Suluk Pemikat

Suluk Pemikat

Suluk Pemikat

Oleh : Dhilaziya

Tiap ganti semester atau kenaikan kelas, ada hal penting yang selalu jadi topik hangat. Bukan cuma soal pindah ruangan kelas, yang diharapkan agar siswa tidak bosan dalam proses belajar, atau perkara bisakah satu kelas dengan gebetan—ini juga paling sering dibahas. Bisa juga soal siapa wali kelas baru dan guru mata pelajaran baru. Ini yang sedang kami, aku dan dua temanku, Yanti dan Jessika, ributkan sedari tadi. Soalnya kabar yang kudengar membuat suasana pagi tak terlalu ceria. 

Hari itu adalah hari pertama masuk sekolah setelah libur kenaikan kelas. Jadwal pelajaran baru bersama nama-nama guru yang akan mengampu baru saja dibagikan. Dan satu nama berhasil mencuri perhatian kami. Bukan, bukan Pak Arif, guru fisika dengan postur tinggi, berkulit bersih dengan hidung bangir dan bibir tipis merona yang membuat kami waswas akan jatuh cinta, sebab kami sudah tapi tahu diri mengingat beliau sudah beristri. Guru yang kalau beliau bicara, suaranya yang serak-serak seksi itu sanggup membuat seluruh kelas hening. Sepi karena semuanya siswinya tengah bertempur, berjuang mencerna kalimat-kalimatnya sekaligus berusaha tetap waras setiap kali lesung pipinya muncul. Dekik kecil yang menghias gumpalan lemak tipis di bawah tulang pipinya setiap kali Pak Arif tersenyum. Dan apesnya, beliau suka sekali tersenyum saat mengajar. Benar-benar cobaan berat. 

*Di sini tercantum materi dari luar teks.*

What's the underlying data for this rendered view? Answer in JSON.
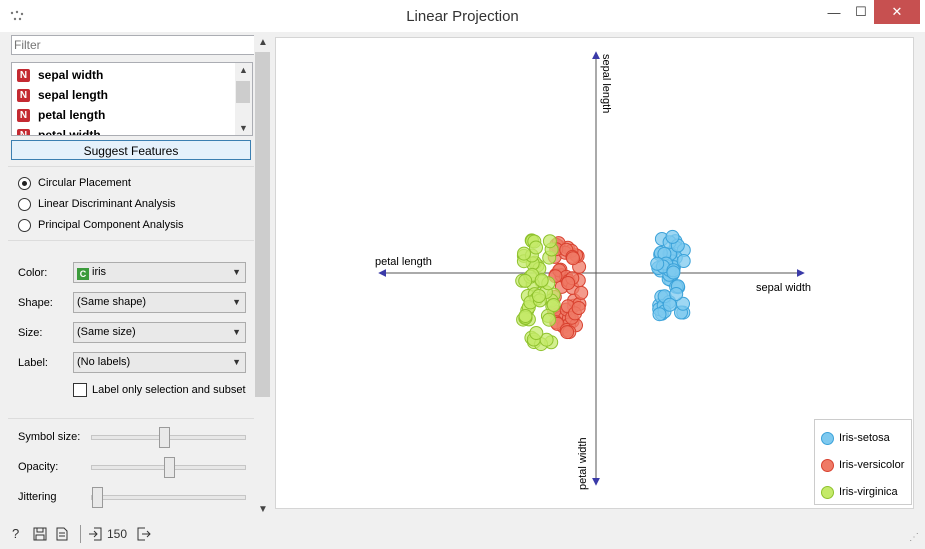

Nama guru yang membuat kami semua cemas adalah Bu Acih. Nama yang sungguh asing. Bagi kami, siswa kelas sebelas, nama itu selama ini hanya sayup-sayup saja terdengar. Kabarnya, beliau selama ini selalu mengajar kelas bahasa. Maka kami heran dan kaget, mengapa guru senior itu harus berpindah haluan dan bersedia mengampu mata pelajaran Bahasa Indonesia untuk jurusan IPA. Gosip yang beredar, beliau galak dan cerewet.  

Aku jelas amat khawatir. Selama ini, aku sudah terlanjur menikmati predikat sebagai murid yang pintar dalam pelajaran Bahasa Indonesia. Belum pernah Bu Inggrid memberi nilai kurang dari sembilan puluh untuk materi mengarang bebas. Jika ada puisi atau cerita yang harus dibaca, tak pernah beliau repot mencari nama lain, selalu aku yang diminta tampil. Dan aku tak suka jika popularitasku menurun. 

Tidak ada cara lain, aku harus mencari informasi. Maka, begitu bel penanda waktu istirahat berbunyi, aku segera menuju kantin. Di mana lagi bisa didapatkan segala informasi selain di sana? Meski tidak semua akurat, tapi setidaknya tidak membuatku harus seolah meraba-raba dalam gelap, dan yang pasti gratis. 

Memilih beberapa camilan, dan memesan es buah, aku dan beberapa teman sekelas lantas bergabung dengan gadis-gadis dari kelas lain. Beberapa dari mereka kukenali sebagai kakak kelas. Dan segera saja kami terlibat obrolan seru. Setelah beberapa saat, aku melempar pertanyaan soal Bu Acih. Dan semua orang yang pernah diajar oleh wanita sepuh itu selalu mengatakan hal yang sama. Galak, pelit nilai, super teliti, dan judes. 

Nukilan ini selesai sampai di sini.